Puisant au plus profond de ses ressources, elle redressa la tête pour répondre.
- Amélia Rojas.
- Amélia Rojas... répéta-t-il. De tous mes adversaires, tu fus la plus éclatante de toutes. Pour l’éternité, je porterais ce nom dans mon cœur.
Les lèvres de l’aventurière s’étirèrent en un sourire post-mortem.
- Je ne pouvais… rêver meilleur partenaire… pour ma dernière… danse.
Noraa resta un moment pour contempler le visage apaisé de la femme. Pour la première fois de son existence, une petite flamme s’était allumée en lui, un sentiment nouveau qu’il ne parvenait pas à canaliser. Il secoua la tête pour évacuer ses réflexions et se contenter d’agir, comme il l’avait toujours fait.

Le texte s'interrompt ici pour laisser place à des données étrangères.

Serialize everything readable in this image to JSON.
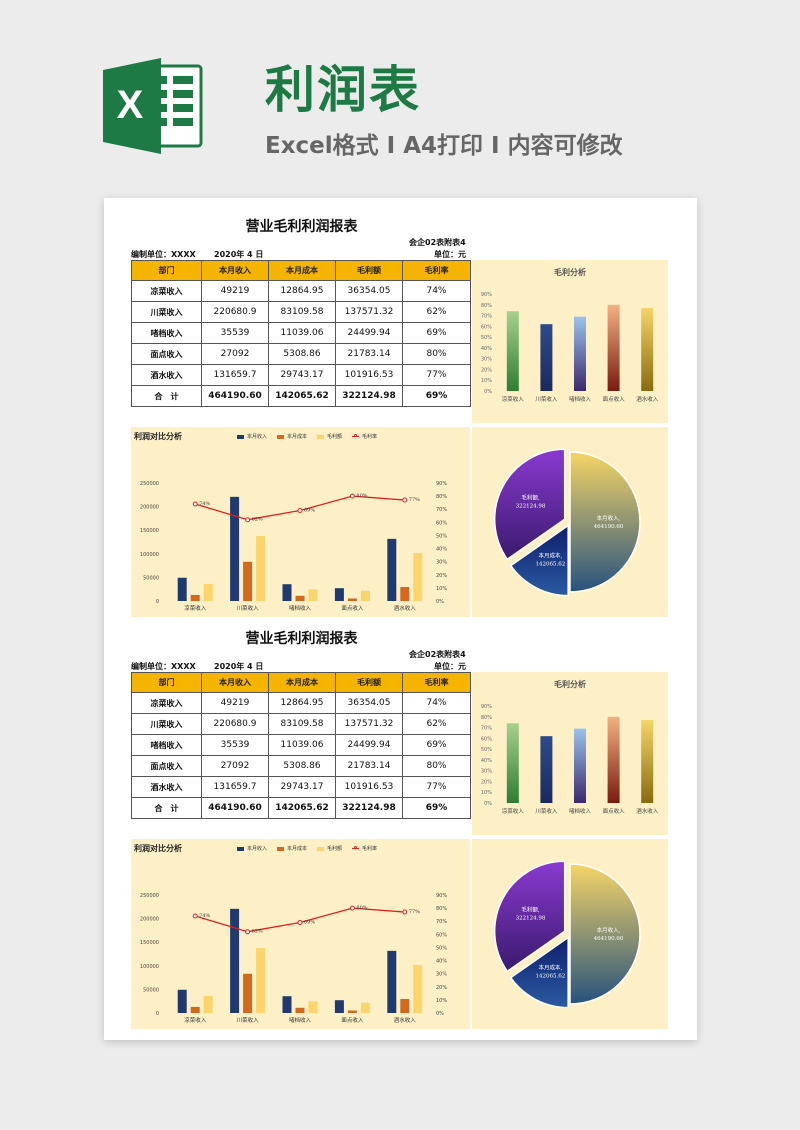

Alors qu’il se dirigeait en direction du corps inconscient d'Ashur pour l’achever, la voix de la Reine l’arrêta.
- Il n’est plus en état de combattre.
Elle avait beau se tenir debout, il était clair qu’elle ne pouvait plus lutter non plus.
- Ses actes le rendent coupable de trahison envers l’Empire, répliqua-t-il. Le sort des parjures est la mort.
- La traîtresse ici, c’est moi. Ashur n’a fait que suivre aveuglément mes ordres.
- Vous endossez donc toute la responsabilité.
- Qui d’autre ? Quand je serai condamné, le seul capable de maintenir la paix au Troisième Étage sera lui.
- Ne cherchera-t-il pas à vous sauver ou vous venger ?
La Reine ne put réprimer son rire.
- Pas d’inquiétude. Ashur sait que je tiens plus à mes créations qu’à ma propre vie. Il ne mettra pas en péril ce royaume et son peuple pour une guerre perdue d’avance.
Noraa hésita, avant de finalement rengainer son épée.
- Cette décision appartient à mon maître.
- Quelle fidélité, Noraa Alrai Gjallarhorn !
L’homme ignora la pique et se rapprocha d’elle.
- Maintenant, votre Majesté, veuillez bien me suivre.